Supple: Ich habe mich tatsächlich gerade von der Bühne verabschiedet. Das war meine letzte Saison als Tänzer. Ich werde in der nächsten Saison als Stellvertreter der künstlerischen Angelegenheiten und Referent zur künstlerischen Leitung in der Kompanie bleiben. Aber ich liebe es, mit Richard zu arbeiten, und ich liebe es, mit diesen Tänzern zu arbeiten, mir eine Zukunft ohne das BoD vorzustellen, fällt mir deshalb im Moment schwer.

Sie haben sich von der Bühne zurückgezogen, weil ...

Supple: … es an der Zeit war. Ich hatte eine unglaubliche Karriere, habe alles geschafft, was ich machen wollte. Mein Körper sagt langsam, dass es genug ist. Ich hatte im Mai meinen letzten Auftritt in Köln und wir haben auch zwei unglaubliche ausverkaufte Vorstellungen im Prinzregententheater in München gespielt.
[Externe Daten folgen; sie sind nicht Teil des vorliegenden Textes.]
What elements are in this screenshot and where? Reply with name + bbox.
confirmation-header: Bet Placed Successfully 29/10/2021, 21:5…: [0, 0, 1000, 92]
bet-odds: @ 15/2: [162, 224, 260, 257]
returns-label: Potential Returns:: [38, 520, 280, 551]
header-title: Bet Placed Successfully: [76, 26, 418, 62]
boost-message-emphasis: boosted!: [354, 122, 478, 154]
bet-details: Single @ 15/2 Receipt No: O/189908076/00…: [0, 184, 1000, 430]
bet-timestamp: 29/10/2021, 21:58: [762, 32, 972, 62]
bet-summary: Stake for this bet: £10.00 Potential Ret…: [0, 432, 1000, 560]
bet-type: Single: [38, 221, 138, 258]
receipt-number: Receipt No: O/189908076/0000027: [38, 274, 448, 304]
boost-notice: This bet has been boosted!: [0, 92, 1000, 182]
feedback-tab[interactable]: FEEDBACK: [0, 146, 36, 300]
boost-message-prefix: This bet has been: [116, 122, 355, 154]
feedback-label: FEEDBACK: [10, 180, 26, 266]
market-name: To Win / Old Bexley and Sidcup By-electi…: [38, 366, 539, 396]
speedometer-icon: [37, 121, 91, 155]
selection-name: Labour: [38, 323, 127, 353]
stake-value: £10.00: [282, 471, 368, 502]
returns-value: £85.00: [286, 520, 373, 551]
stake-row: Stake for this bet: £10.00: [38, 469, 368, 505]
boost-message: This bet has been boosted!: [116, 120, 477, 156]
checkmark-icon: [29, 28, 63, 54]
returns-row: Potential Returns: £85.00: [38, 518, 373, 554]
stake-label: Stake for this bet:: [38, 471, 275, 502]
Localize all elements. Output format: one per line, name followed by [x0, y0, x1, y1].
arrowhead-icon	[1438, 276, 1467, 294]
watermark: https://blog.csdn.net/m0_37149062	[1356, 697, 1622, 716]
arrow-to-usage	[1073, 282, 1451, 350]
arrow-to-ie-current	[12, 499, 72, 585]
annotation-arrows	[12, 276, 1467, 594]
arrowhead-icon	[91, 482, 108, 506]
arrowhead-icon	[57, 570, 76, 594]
Das hat sich angefühlt wie ein Rockkonzert, wie ein ausverkauftes Theater uns 10 Minuten lang zujubelt.

Wurden Sie auf Gastspiele mehr geschätzt als in Köln?

Supple: Nein, gerade weil Köln uns schätzt, hat das Ensemble internationales Ansehen erlangt und wird jetzt nach New York, Rom, Mailand oder München eingeladen. Das sind große Institutionen, wo wir Köln repräsentieren können. Einige dieser Gastspiele werden nun nicht mehr stattfinden, wenn wir unsere Basis hier verlieren. In Köln haben wir einen unglaublichen Verein von Freunden und Förderern.

Livia Gil, wissen Sie schon, wie es nach dem Sommer 2024 weitergeht?

Gil: Nein, die Entscheidung ist noch zu frisch, die muss ich erst einmal verdauen. Für mich war das hier das Beste, was ich je erlebt habe, deshalb wird es mindestens bittersüß sein, den nächsten Schritt zu planen.